Jonah Rowen is a Ph.D. candidate at the Columbia GSAPP, where he is writing a dissertation on the technics of architectural fire preemption, protection, and suppression across the British Atlantic from the late eighteenth through the nineteenth century. His research interests include histories of construction, materials, representation, and labor.

Session 2
Title: Approaches to Francophone Postcolonial Sound Studies
Presenter: Renée Altergott (Doctoral Candidate, Princeton University, French and Italian)

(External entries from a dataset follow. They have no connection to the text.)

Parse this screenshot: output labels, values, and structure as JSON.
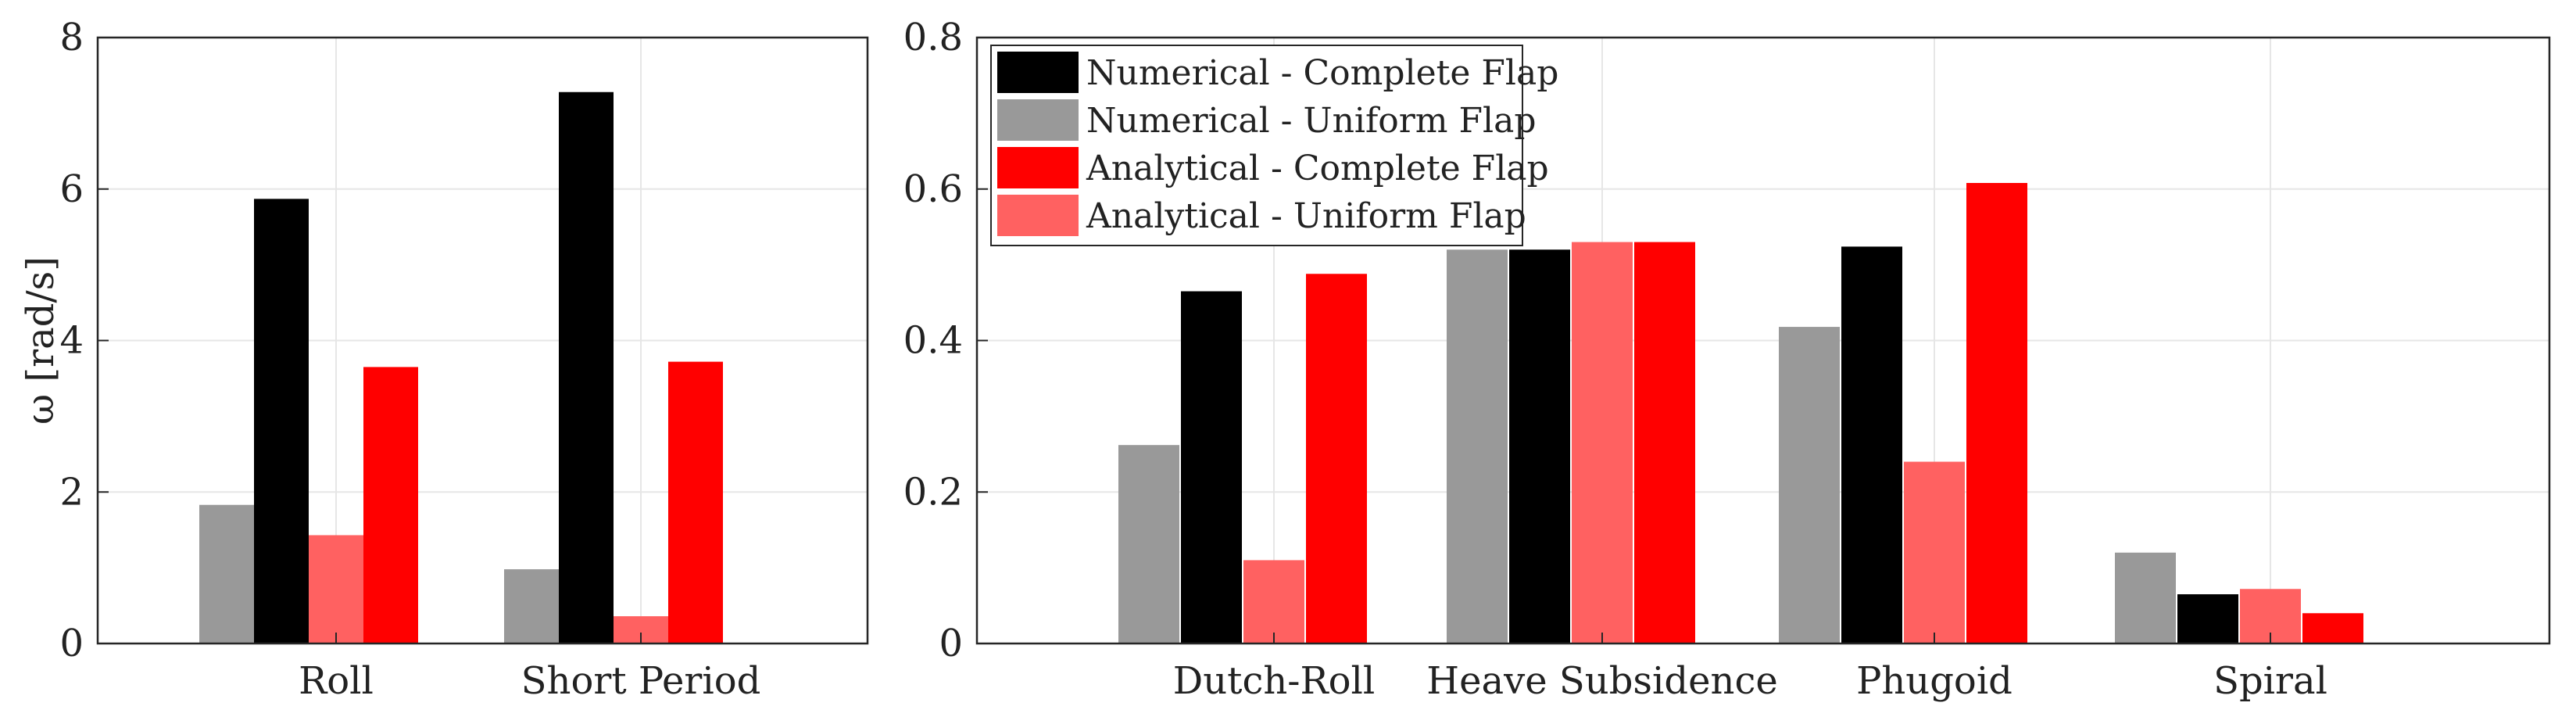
{
  "chart_data": [
    {
      "type": "bar",
      "ylabel": "ω [rad/s]",
      "ylim": [
        0,
        8
      ],
      "yticks": [
        "0",
        "2",
        "4",
        "6",
        "8"
      ],
      "grid": true,
      "categories": [
        "Roll",
        "Short Period"
      ],
      "series": [
        {
          "name": "Numerical - Uniform Flap",
          "color": "#999999",
          "values": [
            1.83,
            0.98
          ]
        },
        {
          "name": "Numerical - Complete Flap",
          "color": "#000000",
          "values": [
            5.87,
            7.28
          ]
        },
        {
          "name": "Analytical - Uniform Flap",
          "color": "#ff6161",
          "values": [
            1.43,
            0.36
          ]
        },
        {
          "name": "Analytical - Complete Flap",
          "color": "#ff0000",
          "values": [
            3.65,
            3.72
          ]
        }
      ]
    },
    {
      "type": "bar",
      "ylim": [
        0,
        0.8
      ],
      "yticks": [
        "0",
        "0.2",
        "0.4",
        "0.6",
        "0.8"
      ],
      "grid": true,
      "legend_position": "top-left",
      "categories": [
        "Dutch-Roll",
        "Heave Subsidence",
        "Phugoid",
        "Spiral"
      ],
      "series": [
        {
          "name": "Numerical - Uniform Flap",
          "color": "#999999",
          "values": [
            0.262,
            0.52,
            0.418,
            0.12
          ]
        },
        {
          "name": "Numerical - Complete Flap",
          "color": "#000000",
          "values": [
            0.465,
            0.52,
            0.524,
            0.065
          ]
        },
        {
          "name": "Analytical - Uniform Flap",
          "color": "#ff6161",
          "values": [
            0.11,
            0.53,
            0.24,
            0.072
          ]
        },
        {
          "name": "Analytical - Complete Flap",
          "color": "#ff0000",
          "values": [
            0.488,
            0.53,
            0.608,
            0.04
          ]
        }
      ],
      "legend": [
        {
          "label": "Numerical - Complete Flap",
          "color": "#000000"
        },
        {
          "label": "Numerical - Uniform Flap",
          "color": "#999999"
        },
        {
          "label": "Analytical - Complete Flap",
          "color": "#ff0000"
        },
        {
          "label": "Analytical - Uniform Flap",
          "color": "#ff6161"
        }
      ]
    }
  ]
}
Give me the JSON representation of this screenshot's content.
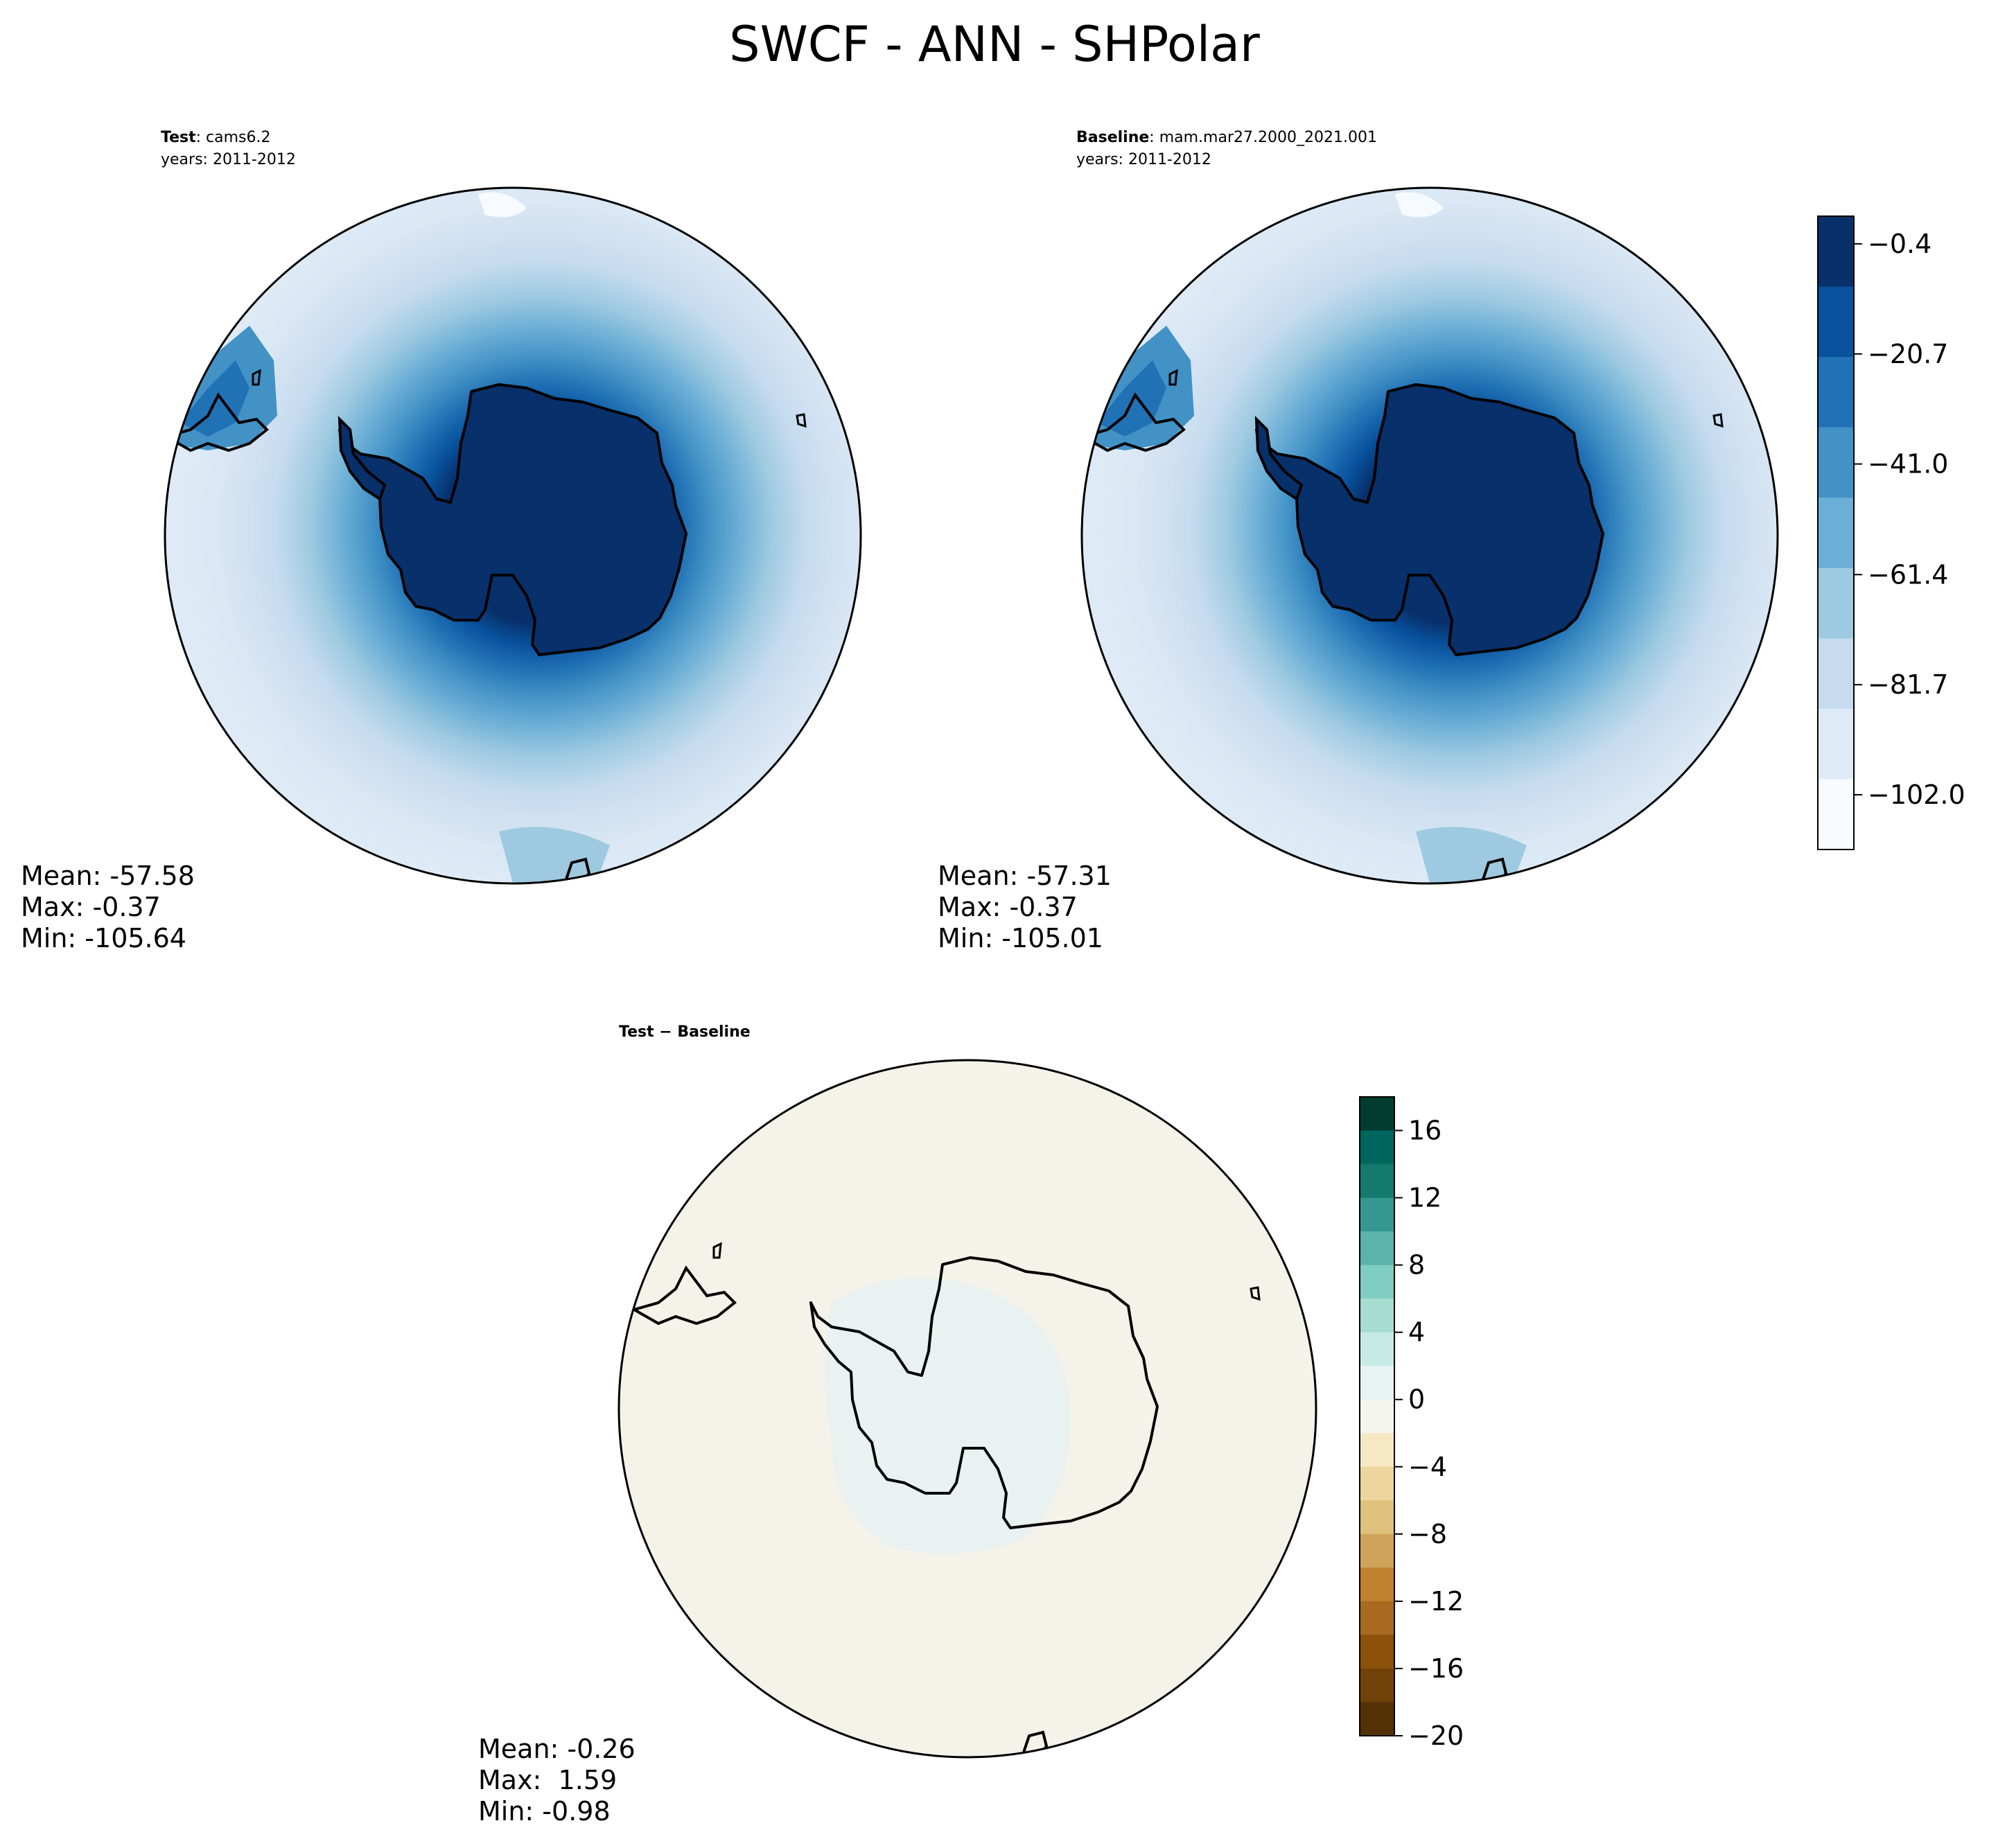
{
  "title": "SWCF - ANN - SHPolar",
  "panels": [
    {
      "id": "test",
      "heading_bold": "Test",
      "heading_rest": ": cams6.2",
      "years": "years: 2011-2012",
      "stats": [
        "Mean: -57.58",
        "Max: -0.37",
        "Min: -105.64"
      ]
    },
    {
      "id": "baseline",
      "heading_bold": "Baseline",
      "heading_rest": ": mam.mar27.2000_2021.001",
      "years": "years: 2011-2012",
      "stats": [
        "Mean: -57.31",
        "Max: -0.37",
        "Min: -105.01"
      ]
    },
    {
      "id": "diff",
      "heading_bold": "Test − Baseline",
      "heading_rest": "",
      "years": "",
      "stats": [
        "Mean: -0.26",
        "Max:  1.59",
        "Min: -0.98"
      ]
    }
  ],
  "colorbars": {
    "blues": {
      "range": [
        -112.1,
        4.7
      ],
      "ticks": [
        "−0.4",
        "−20.7",
        "−41.0",
        "−61.4",
        "−81.7",
        "−102.0"
      ],
      "tick_values": [
        -0.4,
        -20.7,
        -41.0,
        -61.4,
        -81.7,
        -102.0
      ],
      "colors_top_to_bottom": [
        "#08306b",
        "#08519c",
        "#2171b5",
        "#4292c6",
        "#6baed6",
        "#9ecae1",
        "#c6dbef",
        "#deebf7",
        "#f7fbff"
      ]
    },
    "brbg": {
      "range": [
        -20,
        18
      ],
      "ticks": [
        "16",
        "12",
        "8",
        "4",
        "0",
        "−4",
        "−8",
        "−12",
        "−16",
        "−20"
      ],
      "tick_values": [
        16,
        12,
        8,
        4,
        0,
        -4,
        -8,
        -12,
        -16,
        -20
      ],
      "colors_top_to_bottom": [
        "#003c30",
        "#01665e",
        "#137a6e",
        "#35978f",
        "#5ab4ac",
        "#80cdc1",
        "#a8ddd2",
        "#c7eae5",
        "#e6f3f1",
        "#f5f5f0",
        "#f6e8c3",
        "#ecd59e",
        "#dfc27d",
        "#cfa45a",
        "#bf812d",
        "#a86a20",
        "#8c510a",
        "#704208",
        "#543005"
      ]
    }
  },
  "chart_data": [
    {
      "type": "heatmap",
      "panel": "Test : cams6.2",
      "projection": "south polar stereographic",
      "variable": "SWCF",
      "season": "ANN",
      "years": "2011-2012",
      "mean": -57.58,
      "max": -0.37,
      "min": -105.64,
      "colorbar_ticks": [
        -0.4,
        -20.7,
        -41.0,
        -61.4,
        -81.7,
        -102.0
      ],
      "colormap": "Blues_r"
    },
    {
      "type": "heatmap",
      "panel": "Baseline : mam.mar27.2000_2021.001",
      "projection": "south polar stereographic",
      "variable": "SWCF",
      "season": "ANN",
      "years": "2011-2012",
      "mean": -57.31,
      "max": -0.37,
      "min": -105.01,
      "colorbar_ticks": [
        -0.4,
        -20.7,
        -41.0,
        -61.4,
        -81.7,
        -102.0
      ],
      "colormap": "Blues_r"
    },
    {
      "type": "heatmap",
      "panel": "Test − Baseline",
      "projection": "south polar stereographic",
      "mean": -0.26,
      "max": 1.59,
      "min": -0.98,
      "colorbar_ticks": [
        16,
        12,
        8,
        4,
        0,
        -4,
        -8,
        -12,
        -16,
        -20
      ],
      "colormap": "BrBG"
    }
  ]
}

My thesis seeks to address a critical lacuna in scholarship on the French history of sound recording, namely the fact that the birth of sound recording in France directly coincides with the Scramble for Africa, a period of renewed colonial ambition that would eventually culminate in the Exposition Coloniale of 1931. My research investigates the earliest traces of the recording industry in the former French colonial empire, in order to demonstrate how we might bring this material history and its imperial rhetoric to bear on more abstract, sonic paradigms of thought. Conversely, focused case studies on Algeria and Martinique reveal that it is not only possible, but necessary, to rethink key concepts in postcolonial literary theory through the lens of sound studies.

Renée Altergott holds a B.A. in French and Music Composition from Northwestern University, and a Masters in French Literature from the Université de Paris Diderot (VII). Her dissertation explores the relationship between the history of sound recording and colonialism in French-language literature of the 19th and 20th centuries.